Essay: Damn the Prendicks and the Kemps

(1982)

HENRY: Dangerous? Poor old Waldman. Have you never wanted to do anything that was dangerous? Where should we be if no one tried to find out what lies beyond? Have your never wanted to look beyond the clouds and the stars, or to know what causes the trees to bud? And what changes the darkness into light? But if you talk like that, people call you crazy. Well, if I could discover just one of these things, what eternity is, for example, I wouldn't care if they did think I was crazy.
James Whale, Frankenstein

When I was 13 I wrote an essay for English class. The teacher was an incredibly hot hippie chick, mid 30s, with the most languorous eyes, and very appreciative of my attentions.
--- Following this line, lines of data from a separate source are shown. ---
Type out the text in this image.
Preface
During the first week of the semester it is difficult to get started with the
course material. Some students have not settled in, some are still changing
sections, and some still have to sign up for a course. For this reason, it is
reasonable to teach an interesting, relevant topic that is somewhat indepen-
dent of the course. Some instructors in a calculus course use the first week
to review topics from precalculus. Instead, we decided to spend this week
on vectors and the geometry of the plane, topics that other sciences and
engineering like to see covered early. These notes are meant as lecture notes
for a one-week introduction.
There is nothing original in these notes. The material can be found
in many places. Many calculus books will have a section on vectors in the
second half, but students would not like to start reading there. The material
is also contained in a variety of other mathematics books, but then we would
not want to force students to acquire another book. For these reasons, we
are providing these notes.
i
So I worked hard on my paper, maybe for the first time, in hopes that she might one day allow me to lick her.

The title of my paper was —

DAMN!

and the subtitle was —

Damn the Prendicks and the Kemps: a defense of Moreau and Griffin

And all of this was written on top of a piece of abstract art that took up all 93.5 square inches of the paper.

She loved it.

Wells vs the forbidden knowledge moralizers

My thesis, which I just made up and for which I had zero evidence and did no research, was that H. G. Wells wasn’t really moralizing against Griffin’s will to power and meddling with biochemistry; neither was he against Moreau’s barbaric practice of vivisecting to increase animals’ intelligence and evolutionary “level.” In reality, Wells felt that suffering that is truly necessary for penetrating Nature’s secrets is redeemed by that penetration, that the cost of suffering is worth the increase in knowledge and power.
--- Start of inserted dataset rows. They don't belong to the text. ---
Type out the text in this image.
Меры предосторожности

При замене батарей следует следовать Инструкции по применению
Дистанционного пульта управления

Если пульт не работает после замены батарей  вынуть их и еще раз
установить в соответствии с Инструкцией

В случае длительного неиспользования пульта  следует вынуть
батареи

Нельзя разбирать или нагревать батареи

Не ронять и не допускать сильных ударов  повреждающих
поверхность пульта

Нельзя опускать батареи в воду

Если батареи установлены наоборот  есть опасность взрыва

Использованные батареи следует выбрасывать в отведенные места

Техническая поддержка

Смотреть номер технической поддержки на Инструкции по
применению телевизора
Wells vs the anti-machine socialists

Remember that Wells also defended “the machines” against Fritz Lang’s slanderous depiction of them as warders. So he really had a Futurist … No, he was a supply-side liberationist: if you enhance the labor-saving machinery—the robots, the medical advances, and the cornucopia of astounding and exotic use values (many with incredible instrumental depth that is admirable and beautiful in its own right, such as Alexa, or playing a FPS on an iPhone)—then humanity will have more of something. More freedom to play, really. What’s the point of labor-saving and life-extending if not fun? So while Lang saw machines (with Chaplain) as time-tyrants and body-breakers, Wells saw machines as providing slow but steady productive infrastructure that would liberate humanity from forced labor, spiritual alienation, and improve the quality of life in every way. For Wells, machines meant freedom from drudgery and the “enrichment of the spirit” that comes along naturally when humans have leisure time and means of self-edification.

Whale sounds like Wells

Anyway, this little passage—which by the way was not in the original shooting script, so it must have had special importance to Whale—reminds me of Wells and his Futurism-like defense of deep but morally horrific adventures.

Young boys especially are keen on embracing danger and executing a heroic (or merely daring) deed, for praise and fame. Griffin is just the Id-amped Ego of every teenage boy, ever. But in the age of science and self-hacking, what macroscopic deed is really great? Human-sized deeds are OK. But today’s Tom Sawyer rewrites his neural DNA in order to apprehend a different universe. This is why Griffin should really be acknowledged as a hero. He’s a today’s hero, for today’s world … Today.

But I would inflict physical violence on Moreau for not using anesthesia. The pain of the trapped torture victim is the worst pain. And the person who feels bright joy as he pulls-off limbs (or hammers sterile needles under fingernails) is the worst person.